Nobody should be surprised about the lack of negative serial correlation in daily, weekly or monthly returns. That's just noise. For the effects of investor psychology to come into play, longer time frames must come into play. Bull markets have height and duration. Bear markets have depth and duration. In a bear market, like 2000-02, investors eventually "puke out" their positions when the bad news never seems to stop. You could say that I looked at 12-month returns to get a simple and convenient handle on return reversal over an arbitrary "long" period. However, many investment managers are paid on an annual basis, and my results suggest that 12-months may be as much indigestion as the pros can stand before "puking" out their losing positions.
I was predicting abnormally good tech stock performance in the period following 2002, not merely normal market returns.
I hope this clears up my point.
Vic asks Professor Hirschey:
I wonder if your worship of your mentor extends to his analysis of balance of payments accounting and his reasons for being short the dollar, as well as his avoidance of individual stocks?
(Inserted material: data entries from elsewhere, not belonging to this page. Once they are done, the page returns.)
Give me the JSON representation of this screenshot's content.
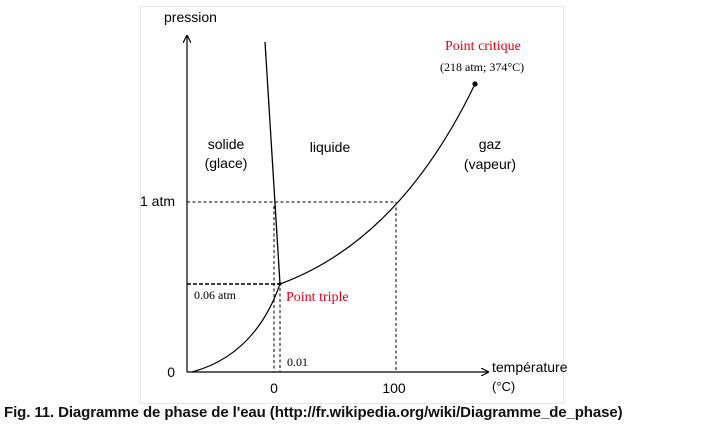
{
  "axes": {
    "y_label": "pression",
    "x_label": "température",
    "x_unit": "(°C)",
    "y_ticks": [
      "1 atm",
      "0"
    ],
    "x_ticks": [
      "0",
      "100"
    ]
  },
  "regions": {
    "solid": [
      "solide",
      "(glace)"
    ],
    "liquid": "liquide",
    "gas": [
      "gaz",
      "(vapeur)"
    ]
  },
  "points": {
    "critical": {
      "label": "Point critique",
      "coords": "(218 atm; 374°C)"
    },
    "triple": {
      "label": "Point triple",
      "pressure": "0.06 atm",
      "temperature": "0.01"
    }
  },
  "colors": {
    "highlight": "#e0001b",
    "lines": "#000000"
  },
  "caption": "Fig. 11. Diagramme de phase de l'eau (http://fr.wikipedia.org/wiki/Diagramme_de_phase)"
}
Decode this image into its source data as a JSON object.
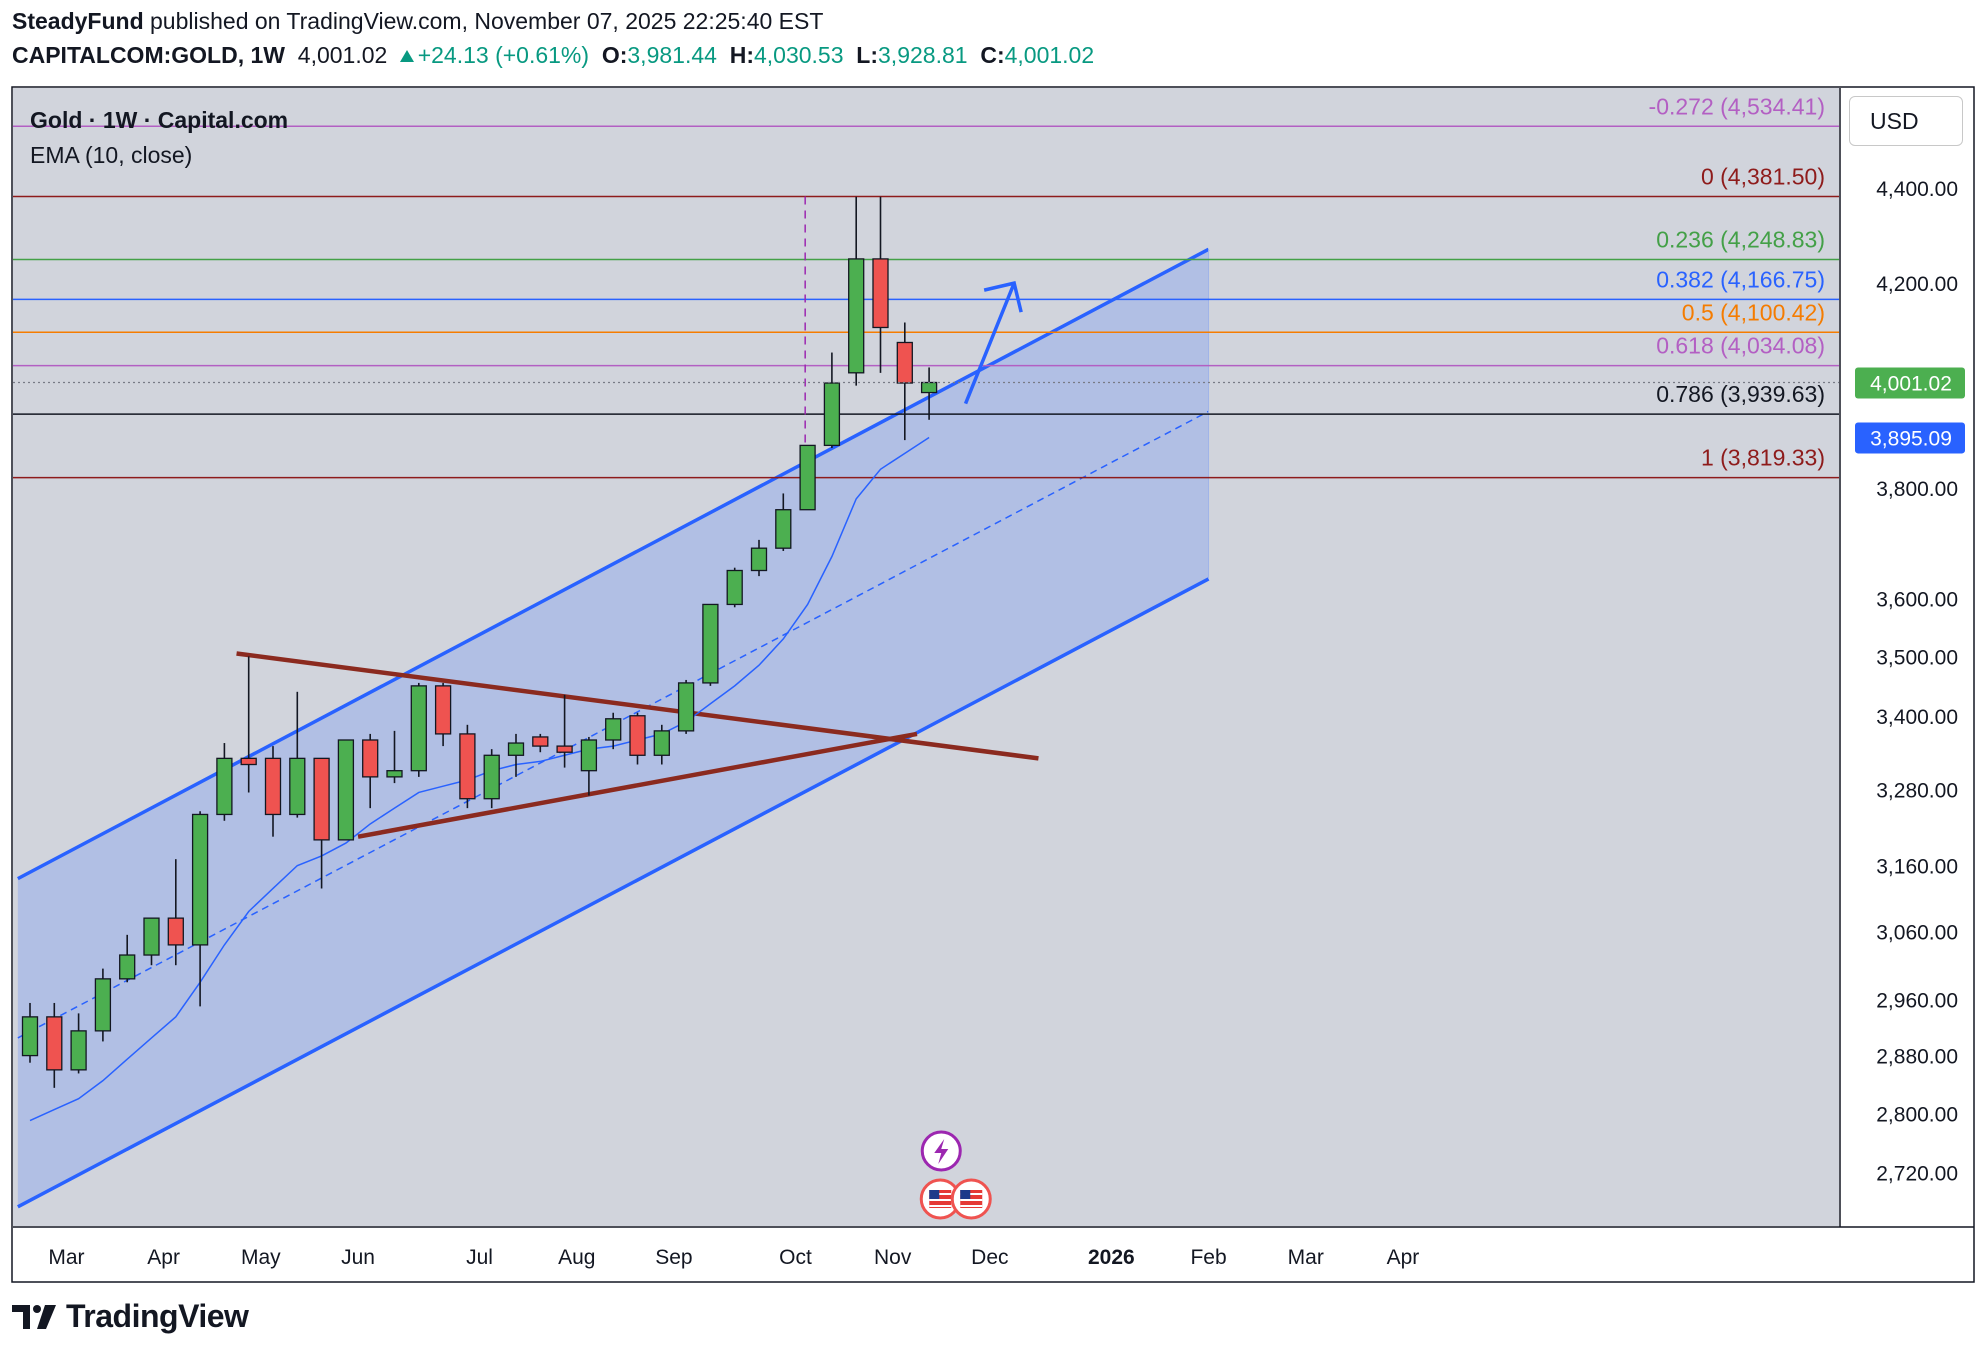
{
  "header": {
    "author": "SteadyFund",
    "published_text": "published on TradingView.com, November 07, 2025 22:25:40 EST",
    "symbol": "CAPITALCOM:GOLD, 1W",
    "last_price": "4,001.02",
    "change": "+24.13 (+0.61%)",
    "o_label": "O:",
    "o_value": "3,981.44",
    "h_label": "H:",
    "h_value": "4,030.53",
    "l_label": "L:",
    "l_value": "3,928.81",
    "c_label": "C:",
    "c_value": "4,001.02"
  },
  "legend": {
    "title": "Gold · 1W · Capital.com",
    "indicator": "EMA (10, close)"
  },
  "currency_button": "USD",
  "footer": {
    "brand": "TradingView"
  },
  "colors": {
    "up": "#4caf50",
    "down": "#ef5350",
    "channel_line": "#2962ff",
    "channel_fill": "#9fb3e8",
    "triangle": "#8b2a1f",
    "plot_bg": "#d1d4dc",
    "last_price_tag": "#4caf50",
    "ema_tag": "#2962ff"
  },
  "chart_data": {
    "type": "candlestick",
    "title": "Gold · 1W · Capital.com",
    "y_scale": "log",
    "ylim": [
      2650,
      4620
    ],
    "y_ticks": [
      {
        "value": 4400,
        "label": "4,400.00"
      },
      {
        "value": 4200,
        "label": "4,200.00"
      },
      {
        "value": 3800,
        "label": "3,800.00"
      },
      {
        "value": 3600,
        "label": "3,600.00"
      },
      {
        "value": 3500,
        "label": "3,500.00"
      },
      {
        "value": 3400,
        "label": "3,400.00"
      },
      {
        "value": 3280,
        "label": "3,280.00"
      },
      {
        "value": 3160,
        "label": "3,160.00"
      },
      {
        "value": 3060,
        "label": "3,060.00"
      },
      {
        "value": 2960,
        "label": "2,960.00"
      },
      {
        "value": 2880,
        "label": "2,880.00"
      },
      {
        "value": 2800,
        "label": "2,800.00"
      },
      {
        "value": 2720,
        "label": "2,720.00"
      }
    ],
    "x_ticks": [
      {
        "week": 1.5,
        "label": "Mar",
        "bold": false
      },
      {
        "week": 5.5,
        "label": "Apr",
        "bold": false
      },
      {
        "week": 9.5,
        "label": "May",
        "bold": false
      },
      {
        "week": 13.5,
        "label": "Jun",
        "bold": false
      },
      {
        "week": 18.5,
        "label": "Jul",
        "bold": false
      },
      {
        "week": 22.5,
        "label": "Aug",
        "bold": false
      },
      {
        "week": 26.5,
        "label": "Sep",
        "bold": false
      },
      {
        "week": 31.5,
        "label": "Oct",
        "bold": false
      },
      {
        "week": 35.5,
        "label": "Nov",
        "bold": false
      },
      {
        "week": 39.5,
        "label": "Dec",
        "bold": false
      },
      {
        "week": 44.5,
        "label": "2026",
        "bold": true
      },
      {
        "week": 48.5,
        "label": "Feb",
        "bold": false
      },
      {
        "week": 52.5,
        "label": "Mar",
        "bold": false
      },
      {
        "week": 56.5,
        "label": "Apr",
        "bold": false
      }
    ],
    "candles": [
      {
        "o": 2880,
        "h": 2955,
        "l": 2870,
        "c": 2935
      },
      {
        "o": 2935,
        "h": 2955,
        "l": 2835,
        "c": 2860
      },
      {
        "o": 2860,
        "h": 2940,
        "l": 2855,
        "c": 2915
      },
      {
        "o": 2915,
        "h": 3005,
        "l": 2900,
        "c": 2990
      },
      {
        "o": 2990,
        "h": 3055,
        "l": 2985,
        "c": 3025
      },
      {
        "o": 3025,
        "h": 3080,
        "l": 3010,
        "c": 3080
      },
      {
        "o": 3080,
        "h": 3170,
        "l": 3010,
        "c": 3040
      },
      {
        "o": 3040,
        "h": 3245,
        "l": 2950,
        "c": 3240
      },
      {
        "o": 3240,
        "h": 3355,
        "l": 3230,
        "c": 3330
      },
      {
        "o": 3330,
        "h": 3500,
        "l": 3275,
        "c": 3320
      },
      {
        "o": 3330,
        "h": 3350,
        "l": 3205,
        "c": 3240
      },
      {
        "o": 3240,
        "h": 3440,
        "l": 3235,
        "c": 3330
      },
      {
        "o": 3330,
        "h": 3330,
        "l": 3125,
        "c": 3200
      },
      {
        "o": 3200,
        "h": 3360,
        "l": 3205,
        "c": 3360
      },
      {
        "o": 3360,
        "h": 3370,
        "l": 3250,
        "c": 3300
      },
      {
        "o": 3300,
        "h": 3375,
        "l": 3290,
        "c": 3310
      },
      {
        "o": 3310,
        "h": 3455,
        "l": 3300,
        "c": 3450
      },
      {
        "o": 3450,
        "h": 3455,
        "l": 3350,
        "c": 3370
      },
      {
        "o": 3370,
        "h": 3385,
        "l": 3250,
        "c": 3265
      },
      {
        "o": 3265,
        "h": 3345,
        "l": 3250,
        "c": 3335
      },
      {
        "o": 3335,
        "h": 3370,
        "l": 3300,
        "c": 3355
      },
      {
        "o": 3365,
        "h": 3370,
        "l": 3340,
        "c": 3350
      },
      {
        "o": 3350,
        "h": 3435,
        "l": 3315,
        "c": 3340
      },
      {
        "o": 3310,
        "h": 3365,
        "l": 3270,
        "c": 3360
      },
      {
        "o": 3360,
        "h": 3405,
        "l": 3345,
        "c": 3395
      },
      {
        "o": 3400,
        "h": 3405,
        "l": 3320,
        "c": 3335
      },
      {
        "o": 3335,
        "h": 3385,
        "l": 3320,
        "c": 3375
      },
      {
        "o": 3375,
        "h": 3460,
        "l": 3370,
        "c": 3455
      },
      {
        "o": 3455,
        "h": 3590,
        "l": 3450,
        "c": 3590
      },
      {
        "o": 3590,
        "h": 3655,
        "l": 3585,
        "c": 3650
      },
      {
        "o": 3650,
        "h": 3705,
        "l": 3640,
        "c": 3690
      },
      {
        "o": 3690,
        "h": 3790,
        "l": 3685,
        "c": 3760
      },
      {
        "o": 3760,
        "h": 3880,
        "l": 3760,
        "c": 3880
      },
      {
        "o": 3880,
        "h": 4060,
        "l": 3875,
        "c": 4000
      },
      {
        "o": 4020,
        "h": 4381,
        "l": 3995,
        "c": 4250
      },
      {
        "o": 4250,
        "h": 4381,
        "l": 4020,
        "c": 4110
      },
      {
        "o": 4080,
        "h": 4120,
        "l": 3890,
        "c": 4000
      },
      {
        "o": 3981.44,
        "h": 4030.53,
        "l": 3928.81,
        "c": 4001.02
      }
    ],
    "ema_10": [
      2790,
      2805,
      2820,
      2845,
      2875,
      2905,
      2935,
      2985,
      3040,
      3090,
      3125,
      3160,
      3175,
      3195,
      3225,
      3250,
      3275,
      3285,
      3295,
      3310,
      3320,
      3325,
      3335,
      3345,
      3350,
      3360,
      3370,
      3390,
      3420,
      3450,
      3485,
      3530,
      3590,
      3675,
      3780,
      3835,
      3865,
      3895
    ],
    "fibonacci": [
      {
        "level": "-0.272",
        "price": 4534.41,
        "label": "-0.272 (4,534.41)",
        "color": "#b35fc3"
      },
      {
        "level": "0",
        "price": 4381.5,
        "label": "0 (4,381.50)",
        "color": "#8e1b1b"
      },
      {
        "level": "0.236",
        "price": 4248.83,
        "label": "0.236 (4,248.83)",
        "color": "#43a047"
      },
      {
        "level": "0.382",
        "price": 4166.75,
        "label": "0.382 (4,166.75)",
        "color": "#2962ff"
      },
      {
        "level": "0.5",
        "price": 4100.42,
        "label": "0.5 (4,100.42)",
        "color": "#f57c00"
      },
      {
        "level": "0.618",
        "price": 4034.08,
        "label": "0.618 (4,034.08)",
        "color": "#b35fc3"
      },
      {
        "level": "0.786",
        "price": 3939.63,
        "label": "0.786 (3,939.63)",
        "color": "#131722"
      },
      {
        "level": "1",
        "price": 3819.33,
        "label": "1 (3,819.33)",
        "color": "#8e1b1b"
      }
    ],
    "channel": {
      "start_week": -0.5,
      "end_week": 48.5,
      "upper": [
        3140,
        4270
      ],
      "middle": [
        2905,
        3945
      ],
      "lower": [
        2675,
        3635
      ]
    },
    "triangle": {
      "upper": {
        "from_week": 8.5,
        "from_price": 3505,
        "to_week": 41.5,
        "to_price": 3330
      },
      "lower": {
        "from_week": 13.5,
        "from_price": 3205,
        "to_week": 36.5,
        "to_price": 3370
      }
    },
    "arrow": {
      "from_week": 38.5,
      "from_price": 3960,
      "to_week": 40.5,
      "to_price": 4200
    },
    "price_tags": [
      {
        "value": 4001.02,
        "label": "4,001.02",
        "kind": "last"
      },
      {
        "value": 3895.09,
        "label": "3,895.09",
        "kind": "ema"
      }
    ],
    "event_marker_week": 37.5
  }
}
Professor Hirschey responds:
I also enjoyed your comments about Buffett. My college-age daughter Jessica jokingly refers to Buffett as my hero. I've followed him since 1969, hold lots of BRK.A (but less than Jimmy Buffett does), and carefully consider everything he has to say. He's a really smart guy, and I do find him interesting, but the "hero" idea seems a stretch.
He's had an odd personal life, living in Omaha for years with a woman that his wife (who lived in San Francisco) introduced him to. Buffett has also had a much less than ideal relationship with his kids, which put his current comments about the importance of family in an interesting light. He's older and perhaps wiser now, and trying to make amends, I guess.
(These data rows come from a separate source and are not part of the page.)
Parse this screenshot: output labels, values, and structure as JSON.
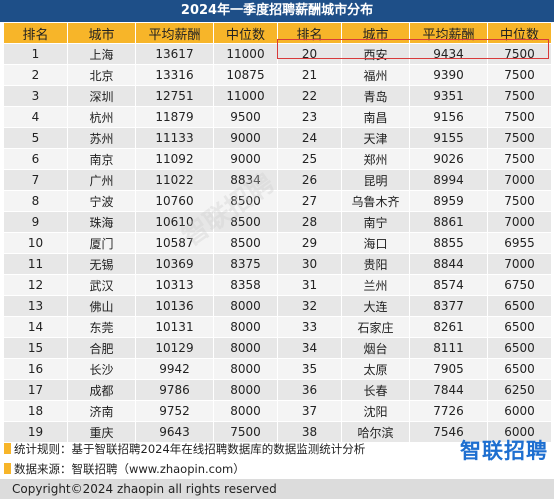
{
  "title": "2024年一季度招聘薪酬城市分布",
  "table": {
    "headers": [
      "排名",
      "城市",
      "平均薪酬",
      "中位数",
      "排名",
      "城市",
      "平均薪酬",
      "中位数"
    ],
    "rows": [
      [
        "1",
        "上海",
        "13617",
        "11000",
        "20",
        "西安",
        "9434",
        "7500"
      ],
      [
        "2",
        "北京",
        "13316",
        "10875",
        "21",
        "福州",
        "9390",
        "7500"
      ],
      [
        "3",
        "深圳",
        "12751",
        "11000",
        "22",
        "青岛",
        "9351",
        "7500"
      ],
      [
        "4",
        "杭州",
        "11879",
        "9500",
        "23",
        "南昌",
        "9156",
        "7500"
      ],
      [
        "5",
        "苏州",
        "11133",
        "9000",
        "24",
        "天津",
        "9155",
        "7500"
      ],
      [
        "6",
        "南京",
        "11092",
        "9000",
        "25",
        "郑州",
        "9026",
        "7500"
      ],
      [
        "7",
        "广州",
        "11022",
        "8834",
        "26",
        "昆明",
        "8994",
        "7000"
      ],
      [
        "8",
        "宁波",
        "10760",
        "8500",
        "27",
        "乌鲁木齐",
        "8959",
        "7500"
      ],
      [
        "9",
        "珠海",
        "10610",
        "8500",
        "28",
        "南宁",
        "8861",
        "7000"
      ],
      [
        "10",
        "厦门",
        "10587",
        "8500",
        "29",
        "海口",
        "8855",
        "6955"
      ],
      [
        "11",
        "无锡",
        "10369",
        "8375",
        "30",
        "贵阳",
        "8844",
        "7000"
      ],
      [
        "12",
        "武汉",
        "10313",
        "8358",
        "31",
        "兰州",
        "8574",
        "6750"
      ],
      [
        "13",
        "佛山",
        "10136",
        "8000",
        "32",
        "大连",
        "8377",
        "6500"
      ],
      [
        "14",
        "东莞",
        "10131",
        "8000",
        "33",
        "石家庄",
        "8261",
        "6500"
      ],
      [
        "15",
        "合肥",
        "10129",
        "8000",
        "34",
        "烟台",
        "8111",
        "6500"
      ],
      [
        "16",
        "长沙",
        "9942",
        "8000",
        "35",
        "太原",
        "7905",
        "6500"
      ],
      [
        "17",
        "成都",
        "9786",
        "8000",
        "36",
        "长春",
        "7844",
        "6250"
      ],
      [
        "18",
        "济南",
        "9752",
        "8000",
        "37",
        "沈阳",
        "7726",
        "6000"
      ],
      [
        "19",
        "重庆",
        "9643",
        "7500",
        "38",
        "哈尔滨",
        "7546",
        "6000"
      ]
    ]
  },
  "watermark": "智联招聘",
  "footer": {
    "note": "统计规则：基于智联招聘2024年在线招聘数据库的数据监测统计分析",
    "source": "数据来源：智联招聘（www.zhaopin.com）",
    "logo": "智联招聘",
    "copyright": "Copyright©2024 zhaopin all rights reserved"
  },
  "colors": {
    "title_bg": "#1e4f88",
    "header_bg": "#f7b529",
    "row_odd": "#e7e7e7",
    "row_even": "#f4f4f4",
    "highlight_border": "#d83a3a",
    "logo": "#1e6fd0"
  }
}
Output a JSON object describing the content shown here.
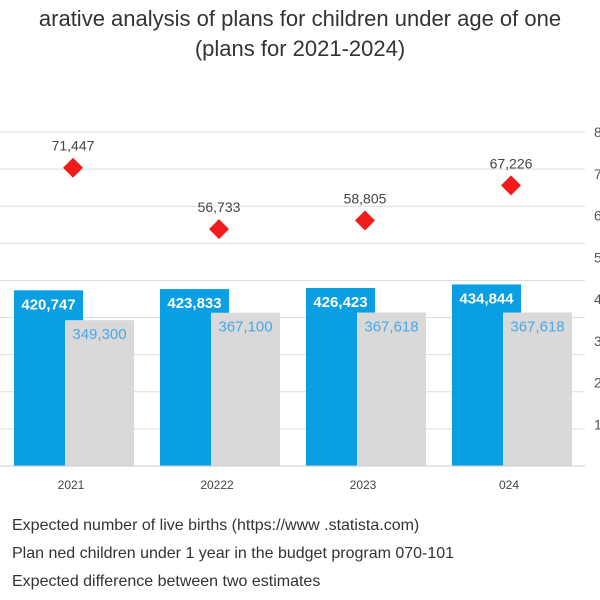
{
  "chart_data": {
    "type": "bar",
    "title": "arative analysis of plans for children under age of one",
    "subtitle": "(plans for 2021-2024)",
    "categories": [
      "2021",
      "20222",
      "2023",
      "024"
    ],
    "series": [
      {
        "name": "Expected number of live births (https://www .statista.com)",
        "kind": "bar",
        "color": "#0a9ee2",
        "values": [
          420747,
          423833,
          426423,
          434844
        ],
        "labels": [
          "420,747",
          "423,833",
          "426,423",
          "434,844"
        ],
        "label_color": "#ffffff"
      },
      {
        "name": "Plan ned children under 1 year in the budget program 070-101",
        "kind": "bar",
        "color": "#d9d9d9",
        "values": [
          349300,
          367100,
          367618,
          367618
        ],
        "labels": [
          "349,300",
          "367,100",
          "367,618",
          "367,618"
        ],
        "label_color": "#4aa6e6"
      },
      {
        "name": "Expected difference between two estimates",
        "kind": "marker",
        "color": "#f21b1b",
        "values": [
          71447,
          56733,
          58805,
          67226
        ],
        "labels": [
          "71,447",
          "56,733",
          "58,805",
          "67,226"
        ],
        "label_color": "#444444"
      }
    ],
    "ylim": [
      0,
      800000
    ],
    "y2lim": [
      0,
      80000
    ],
    "y2_ticks_visible": [
      "",
      "1",
      "2",
      "3",
      "4",
      "5",
      "6",
      "7",
      "8"
    ],
    "grid": true,
    "legend_position": "bottom-left"
  }
}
Buffett has also made lots of arbitrage investments that do not square with his public persona to buy and hold quality companies. Buying into the airlines (US Air) and the investment bankers (Solomon) with convertible bonds were mistakes, despite the advantages of fixed income instruments for an insurance company. Buying shoe companies was also a (now admitted) mistake; I think he may also come to regret taking on a big position in furniture retailing, a business that is now morphing into very risky electronics retailing. Power utility stocks look like a sensible way to 10% returns going forward, but they are no path to big returns, that's for sure. Buffett's currency bet is a big departure for Berkshire shareholders. I also think it's a bad bet. I could be wrong, of course.
IMHO, Buffett is very, very good. He's also been very lucky at key points (Washington Post, Cap Cities, Buffalo News). He's been very good and very lucky. His $43.2 billion payoff is at the way upper tail of a reasonable distribution of what might be expected. I've attached a spreadsheet that might give some perspective on Buffett's performance. As $43.2 billion, Buffett's results are such an incredible outlier that they just shouldn't be able to occur (you really couldn't flip a coin and get heads that many times). The only way I could get any kind of odds on it was to set up the simulation assuming that you have the best of the best manage a portfolio with an average return of 15% with a standard deviation of 20% and let them take over in 1966 with $25 million. If you would have done that you would have had a 3.74% chance of ending with $43 billion. The catch is, of course, that Buffett earned a 29.5% annual return for 13 years to get to $25 million in 1966.
Essentially, most mortals have little chance of becoming the next Warren Buffett. Not me, for sure. I'm working real hard, and I'm not worth 1/10,000th as much.